Consigli per tifosi al lavoro

I trucchi per vedere la partita senza farsi beccare dal capo
di Marco Gorra - Questa è per te, lavoratore che oggi sei al chiodo e c’è l’Italia. Questa è per te, lavoratore che sei in ufficio a contare le sedie lasciate vuote da gente con certificati medici validi come i soldi del Monopoli. Questa è per te, lavoratore che sarai perquisito all’ingresso tipo Fantozzi per vedere se ti sei imboscato la radiolina. Questa è per te, lavoratore con capo sadico lo scopo della cui giornata sarà beccarti che guardi la partita e farti un mazzo tanto. Questa è per te, lavoratore. Questa è per farti vedere la partita alla faccia del boss.
Per prima cosa, devi trovarti un sito che trasmette in streaming le partite dei mondiali. E questa è la parte più facile. La stringa di ricerca “World cup streaming” su Google dà circa 27 milioni di pagine, e lì c’è solo da scegliere. Solo, avrai l’accortezza di scegliere un sito che non si allaccia alle tv italiane. Uno perché la telecronaca non ti serve (casse spente, ci mancherebbe), e due perché i siti “in italiano” sono quelli con maggiore traffico, e quindi con maggiori problemi di connessione e perdita di banda. Una bella telecronaca in coreano, e la linea non cadrà mai. Per non correre rischi, guarda il match in finestra e non esagerare con la risoluzione.

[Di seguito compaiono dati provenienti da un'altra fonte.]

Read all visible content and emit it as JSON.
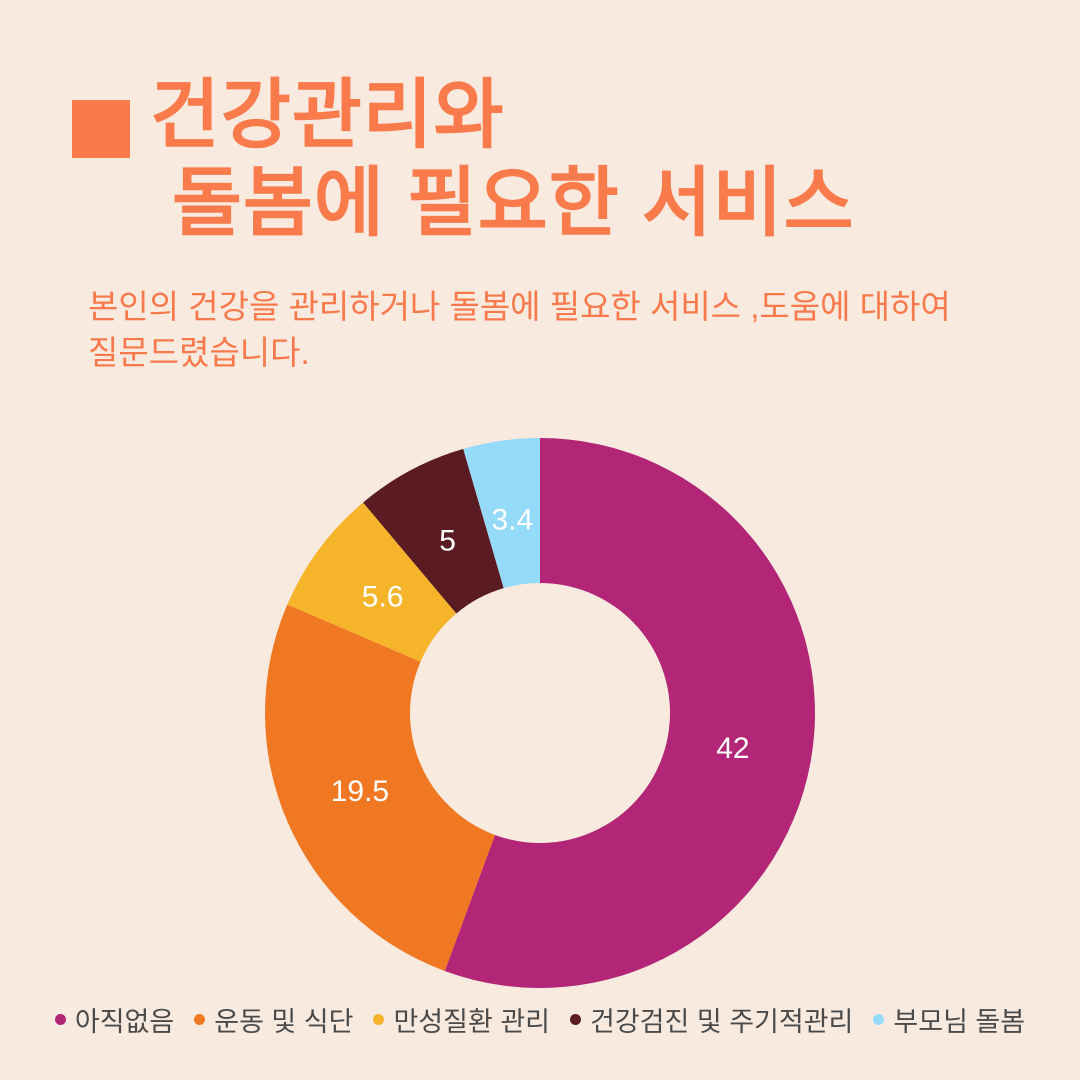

E poi ti servono i programmini giusti. Quelli che, se il capo ha la ventura di passarti dietro la schiena mentre stai facendo ciò che non dovresti fare, ti salvano la pelle. Si chiamano “boss key” (letteralmente, “bottone del capo”), e oggi ti risolveranno la giornata. Su Internet ne troverai a bizzeffe, da quelli più scamuffi a quelli professionali che costano 19 dollari e 95 e che sono a prova di Mossad. Trarrai la massima soddisfazione dalla Mindgem anti-boss key: un gioiellino che, in versione premium, ha ogni tipo di funzionalità. Ti basterà premere un tasto e lui farà sparire magicamente la finestra dove stai guardando la partita, riporterà su il programma che utilizzi per lavorare (in cui, ovviamente, avrà provveduto a creare falsi dati e testi autogenerati), ripristinerà la configurazione dello schermo, nasconderà icone e programmi proibiti. E se il boss nasa la fregatura, non temere. Il programmino del miracolo avrà provveduto anche a cancellare cookies, cronologia e quant’altre tracce tu abbia incautamente lasciato. Se sei furbo, ti doterai anche dell’Idle keyboard (marchingegno che riproduce il suono della tastiera, e così sono servite anche le orecchie del capo) e del Tab renamizer (che cambia il nome alle schede del browser, imboscando ciò che è necessario imboscare). Buona visione.